House debates

Wednesday, 4 March 2020

Business

Rearrangement

6:02 pm

Photo of Mr Tony BurkeMr Tony Burke (Watson, Australian Labor Party, Shadow Minister for the Arts) Share this | Hansard source

They won't have. Look at the list. Every time we deal with a bill with substantive legislation—in this entire year we are yet to have a piece of legislation where we have had a division on the second reading. Everything that has been in front of us has been the ordinary business of government that is thrown up by the departments each year and that both sides of politics agree has to happen, but in terms of a government with a plan or with some sort of agenda there's nothing. When they want to change even the agenda of the day in parliament they don't even bother to give the minister a speech to say, 'Here's why.' I don't blame the member of the executive at the table; it's not his job to choose all the words. Someone should have given you something you could have read out on why we're delaying dealing with multinational tax avoidance. It's a serious thing to put off. It's a serious decision of the parliament to decide that multinational tax avoidance won't be dealt with today. We had Monday where we dealt all day—all day—with whether or not we would pay bills that everybody agrees have to be paid. We had Tuesday where we dealt—all day—with whether or not we would pay bills that everybody agrees have to be paid. In the first half of today we dealt with whether or not we would pay bills that automatically have to be paid. We spent the debate for the entirety of last week—

Mr Falinski interjecting

You know you've been warned. You know there's probably a vote coming up. Can I encourage you to keep interjecting on me? I'd love it. I shouldn't have told him that, Deputy Speaker Claydon. That one's on me. But, after all of last week, where once again we were not dealing with substantive legislation, where the question before the chair was whether or not appropriations should be paid, the government now gets to, first, an education bill where the only controversial issue on it, in terms of whether the bill will be supported or not, was whether the third reading should take place today or tomorrow. That was the only issue.

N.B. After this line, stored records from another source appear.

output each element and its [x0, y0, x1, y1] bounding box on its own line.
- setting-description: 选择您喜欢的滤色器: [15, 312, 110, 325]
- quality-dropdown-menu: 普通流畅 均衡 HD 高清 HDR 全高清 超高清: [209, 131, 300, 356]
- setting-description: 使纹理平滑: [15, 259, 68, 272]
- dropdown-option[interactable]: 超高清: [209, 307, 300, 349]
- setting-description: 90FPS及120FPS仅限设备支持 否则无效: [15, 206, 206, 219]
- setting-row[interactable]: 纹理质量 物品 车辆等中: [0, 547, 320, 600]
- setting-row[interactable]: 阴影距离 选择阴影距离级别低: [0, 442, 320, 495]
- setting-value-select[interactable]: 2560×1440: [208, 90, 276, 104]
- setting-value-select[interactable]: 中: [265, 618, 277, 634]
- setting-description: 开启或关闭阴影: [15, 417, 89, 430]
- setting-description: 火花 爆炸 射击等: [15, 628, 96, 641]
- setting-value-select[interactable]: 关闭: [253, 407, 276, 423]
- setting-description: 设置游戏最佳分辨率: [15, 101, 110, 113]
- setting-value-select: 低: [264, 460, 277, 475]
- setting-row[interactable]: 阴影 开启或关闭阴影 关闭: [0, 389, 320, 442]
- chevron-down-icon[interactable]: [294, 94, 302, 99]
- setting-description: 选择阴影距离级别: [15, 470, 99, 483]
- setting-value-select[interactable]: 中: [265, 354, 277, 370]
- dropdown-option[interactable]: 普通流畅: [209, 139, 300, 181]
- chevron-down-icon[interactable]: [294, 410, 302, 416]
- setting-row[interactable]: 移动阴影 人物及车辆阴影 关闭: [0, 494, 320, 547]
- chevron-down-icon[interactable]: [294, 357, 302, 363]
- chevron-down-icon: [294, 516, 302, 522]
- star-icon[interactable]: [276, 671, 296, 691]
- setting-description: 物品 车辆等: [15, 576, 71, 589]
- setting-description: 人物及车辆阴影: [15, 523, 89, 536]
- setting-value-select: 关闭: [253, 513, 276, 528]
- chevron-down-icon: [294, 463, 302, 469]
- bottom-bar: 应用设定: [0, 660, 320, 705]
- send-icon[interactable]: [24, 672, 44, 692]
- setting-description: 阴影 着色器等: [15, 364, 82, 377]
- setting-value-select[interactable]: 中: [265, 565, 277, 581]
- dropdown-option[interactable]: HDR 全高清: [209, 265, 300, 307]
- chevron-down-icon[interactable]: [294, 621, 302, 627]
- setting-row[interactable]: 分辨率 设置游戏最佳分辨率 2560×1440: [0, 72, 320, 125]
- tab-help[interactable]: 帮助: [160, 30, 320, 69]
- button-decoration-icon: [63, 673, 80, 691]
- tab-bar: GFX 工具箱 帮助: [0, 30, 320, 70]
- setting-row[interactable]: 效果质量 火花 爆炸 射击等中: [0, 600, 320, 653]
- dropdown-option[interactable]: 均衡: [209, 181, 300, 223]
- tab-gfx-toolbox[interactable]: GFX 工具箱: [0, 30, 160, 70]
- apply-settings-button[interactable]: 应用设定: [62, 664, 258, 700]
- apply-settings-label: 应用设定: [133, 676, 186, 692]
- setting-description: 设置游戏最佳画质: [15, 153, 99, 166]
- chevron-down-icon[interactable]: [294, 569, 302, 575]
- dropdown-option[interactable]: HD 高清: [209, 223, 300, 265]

Today, though, we now have legislation that deals with multinational tax avoidance and no-one from the government can tell us why they're putting it off. No-one from the government can tell us why it's been delayed. Some in the government had aspirations as to what they'd do when they became members of parliament. What happens when you get here? You discover your main job is to vote that the Leader of the Opposition be no further heard. There's an achievement. All those thoughts and policy ideas that came to you from constituents—all those people who would have gone to every one of you saying, 'Can't we do something about multinational tax avoidance?'—you find out now you're going to vote to put it off, and you don't even have a government that will tell you why.